Quelques_Liens_Precisant_La_Position_Economique_De_Marine_Le_Pen

Un essai de clarification et de précision sur les propositions monétaires de Marine Le Pen

Quatre points vont être abordés ici: le franc, l'euro, la loi de 1973, et enfin des discussions plus générales.

Le passage au franc2012:

Les caractéristiques du franc2012

(Le texte ci dessous est repris d'une note de J.R. Sulzer et de B. Lemaire)
La zone euro se délitera, ou explosera, nul ne peut réellement prévoir quand cela se passera, et quelle forme cela prendra.
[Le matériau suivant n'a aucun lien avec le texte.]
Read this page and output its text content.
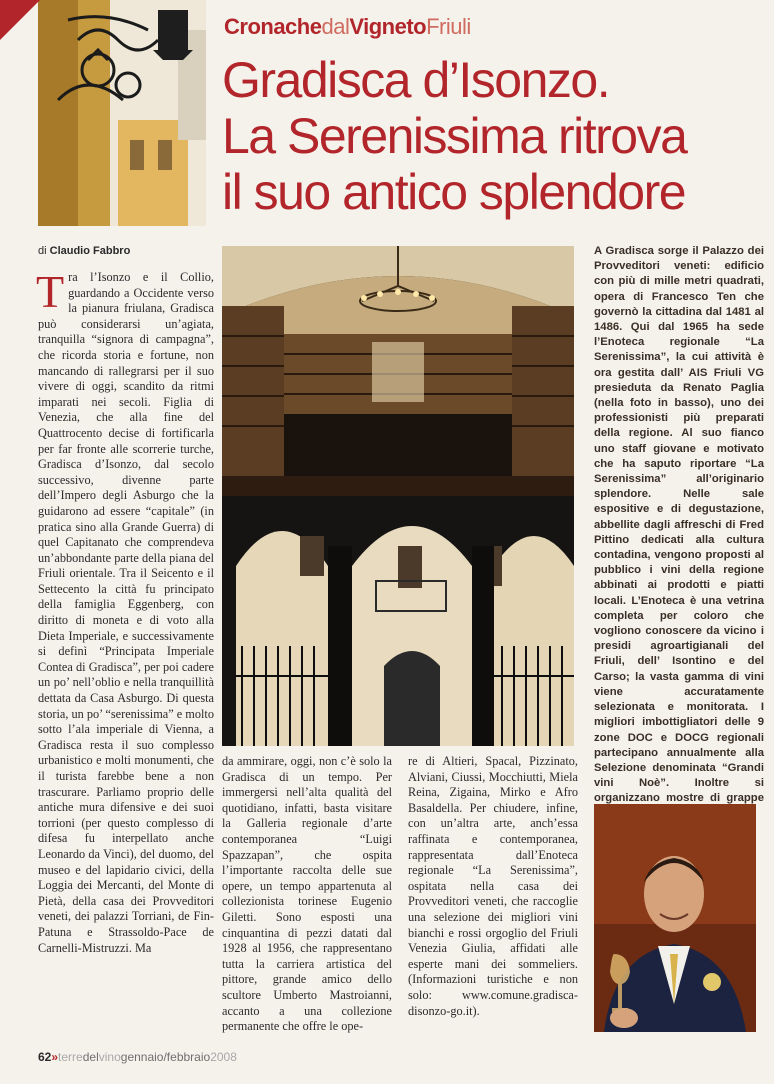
CronachedalVignetoFriuli
Gradisca d’Isonzo.
La Serenissima ritrova
il suo antico splendore
di Claudio Fabbro
T ra l’Isonzo e il Collio, guardando a Occidente verso la pianura friulana, Gradisca può considerarsi un’agiata, tranquilla “signora di campagna”, che ricorda storia e fortune, non mancando di rallegrarsi per il suo vivere di oggi, scandito da ritmi imparati nei secoli. Figlia di Venezia, che alla fine del Quattrocento decise di fortificarla per far fronte alle scorrerie turche, Gradisca d’Isonzo, dal secolo successivo, divenne parte dell’Impero degli Asburgo che la guidarono ad essere “capitale” (in pratica sino alla Grande Guerra) di quel Capitanato che comprendeva un’abbondante parte della piana del Friuli orientale. Tra il Seicento e il Settecento la città fu principato della famiglia Eggenberg, con diritto di moneta e di voto alla Dieta Imperiale, e successivamente si definì “Principata Imperiale Contea di Gradisca”, per poi cadere un po’ nell’oblio e nella tranquillità dettata da Casa Asburgo. Di questa storia, un po’ “serenissima” e molto sotto l’ala imperiale di Vienna, a Gradisca resta il suo complesso urbanistico e molti monumenti, che il turista farebbe bene a non trascurare. Parliamo proprio delle antiche mura difensive e dei suoi torrioni (per questo complesso di difesa fu interpellato anche Leonardo da Vinci), del duomo, del museo e del lapidario civici, della Loggia dei Mercanti, del Monte di Pietà, della casa dei Provveditori veneti, dei palazzi Torriani, de Fin-Patuna e Strassoldo-Pace de Carnelli-Mistruzzi. Ma

da ammirare, oggi, non c’è solo la Gradisca di un tempo. Per immergersi nell’alta qualità del quotidiano, infatti, basta visitare la Galleria regionale d’arte contemporanea “Luigi Spazzapan”, che ospita l’importante raccolta delle sue opere, un tempo appartenuta al collezionista torinese Eugenio Giletti. Sono esposti una cinquantina di pezzi datati dal 1928 al 1956, che rappresentano tutta la carriera artistica del pittore, grande amico dello scultore Umberto Mastroianni, accanto a una collezione permanente che offre le ope-

re di Altieri, Spacal, Pizzinato, Alviani, Ciussi, Mocchiutti, Miela Reina, Zigaina, Mirko e Afro Basaldella. Per chiudere, infine, con un’altra arte, anch’essa raffinata e contemporanea, rappresentata dall’Enoteca regionale “La Serenissima”, ospitata nella casa dei Provveditori veneti, che raccoglie una selezione dei migliori vini bianchi e rossi orgoglio del Friuli Venezia Giulia, affidati alle esperte mani dei sommeliers. (Informazioni turistiche e non solo: www.comune.gradisca-disonzo-go.it).

A Gradisca sorge il Palazzo dei Provveditori veneti: edificio con più di mille metri quadrati, opera di Francesco Ten che governò la cittadina dal 1481 al 1486. Qui dal 1965 ha sede l’Enoteca regionale “La Serenissima”, la cui attività è ora gestita dall’ AIS Friuli VG presieduta da Renato Paglia (nella foto in basso), uno dei professionisti più preparati della regione. Al suo fianco uno staff giovane e motivato che ha saputo riportare “La Serenissima” all’originario splendore. Nelle sale espositive e di degustazione, abbellite dagli affreschi di Fred Pittino dedicati alla cultura contadina, vengono proposti al pubblico i vini della regione abbinati ai prodotti e piatti locali. L’Enoteca è una vetrina completa per coloro che vogliono conoscere da vicino i presidi agroartigianali del Friuli, dell’ Isontino e del Carso; la vasta gamma di vini viene accuratamente selezionata e monitorata. I migliori imbottigliatori delle 9 zone DOC e DOCG regionali partecipano annualmente alla Selezione denominata “Grandi vini Noè”. Inoltre si organizzano mostre di grappe

62»terredelvinogennaio/febbraio2008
Il ne s’agit donc pas de « sortir de l’Euro » à tout prix, mais d’y préparer nos compatriotes lorsque cet évènement se produira. C’est aussi inéluctable que la fonte des glaces, en cas de réchauffement climatique généralisé.

Il serait donc suicidaire – et irresponsable - de ne pas s’y préparer, et ce, de deux façons.

Tout d’abord en essayant de se concerter pour passer ou revenir à une monnaie commune, l’écu, qui reposera sur les différentes monnaies nationales qui vont peu à peu être remises en circulation. Mais aussi, et cela ne dépend cette fois que d’une décision politique de la seule France, en rétablissant une monnaie nationale, que l’on aurait pu appeler euro-franc, ou d’un tout autre nom, mais qu’il a paru plus simple d’appeler franc2012.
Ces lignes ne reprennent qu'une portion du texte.